The option --upgrade-from-latest allows you to toggle to method (b):
$> esgdrs upgrade --project PROJECT_ID /PATH/TO/SCAN/ --upgrade-from-latest
By construction, method (b) might not support to simply delete a file between versions, rather than modifying it.
The associated flag --ignore-from-latest allows you to submit a list of filenames to ignore during the version
upgrade (i.e., files to be deleted between versions).
$> esgdrs upgrade --project PROJECT_ID /PATH/TO/SCAN/ --ignore-from-latest /PATH/TO/FILENAMES.TXT
Warning
If --ignore-from-latest is submitted, --upgrade-from-latest is set to True by default.
Note
We highly recommend to use the tree  action to see what the upgraded tree looks like before applying
the upgrade.
Rescanning data¶
By default the list action scans data and record the rebuilt DRS tree into a temporary Pickle file. This file is
then read to skip data scan when other actions (i.e., tree, todo or upgrad) are invoked, except if key
options have been changed from the previous list call.
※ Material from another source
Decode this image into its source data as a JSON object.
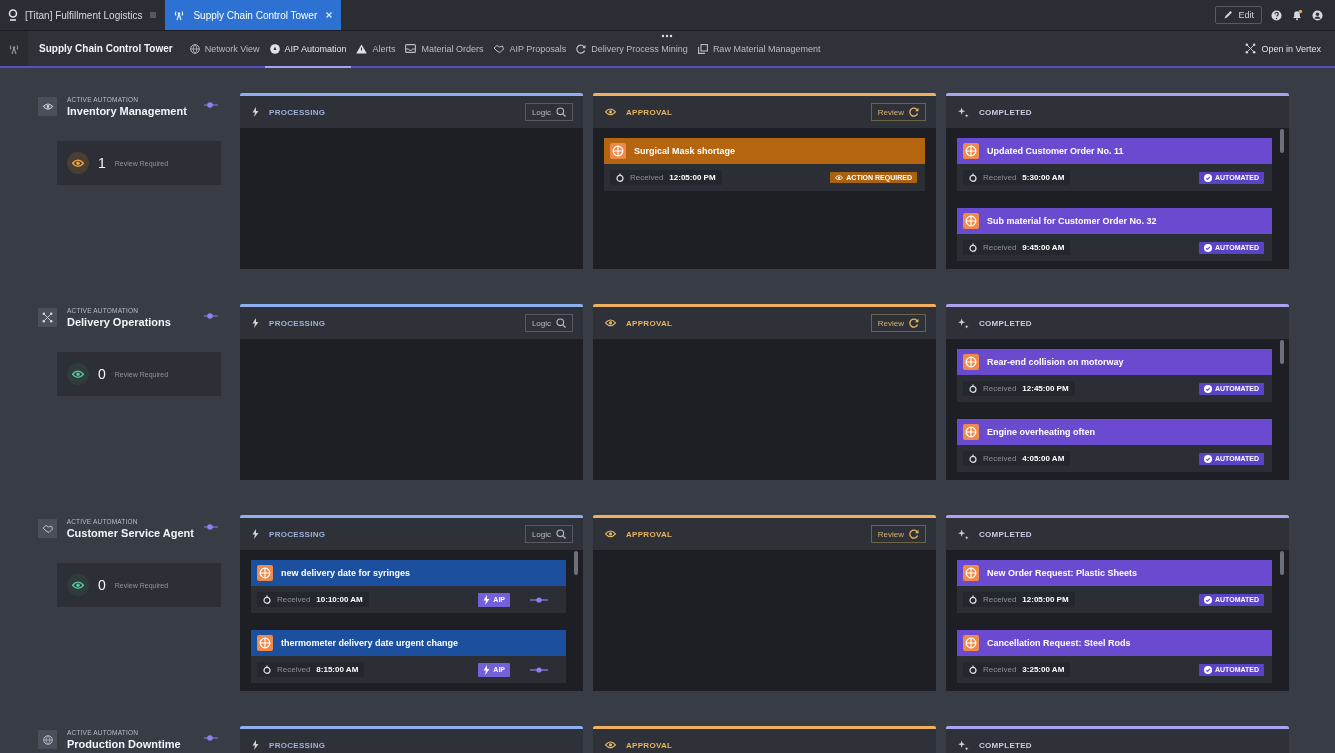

In such a case the scan is redone automatically.
To force the rescan in any case:
$> esgdrs upgrade --project PROJECT_ID /PATH/TO/SCAN/ --rescan
Exit status¶
- Status = 0
 - All the files have been successfully scanned and the DRS tree properly generated.
 
- Status > 0
 - Some scan errors occurred. Some files have been skipped or failed during the scan potentially leading to an incomplete DRS tree.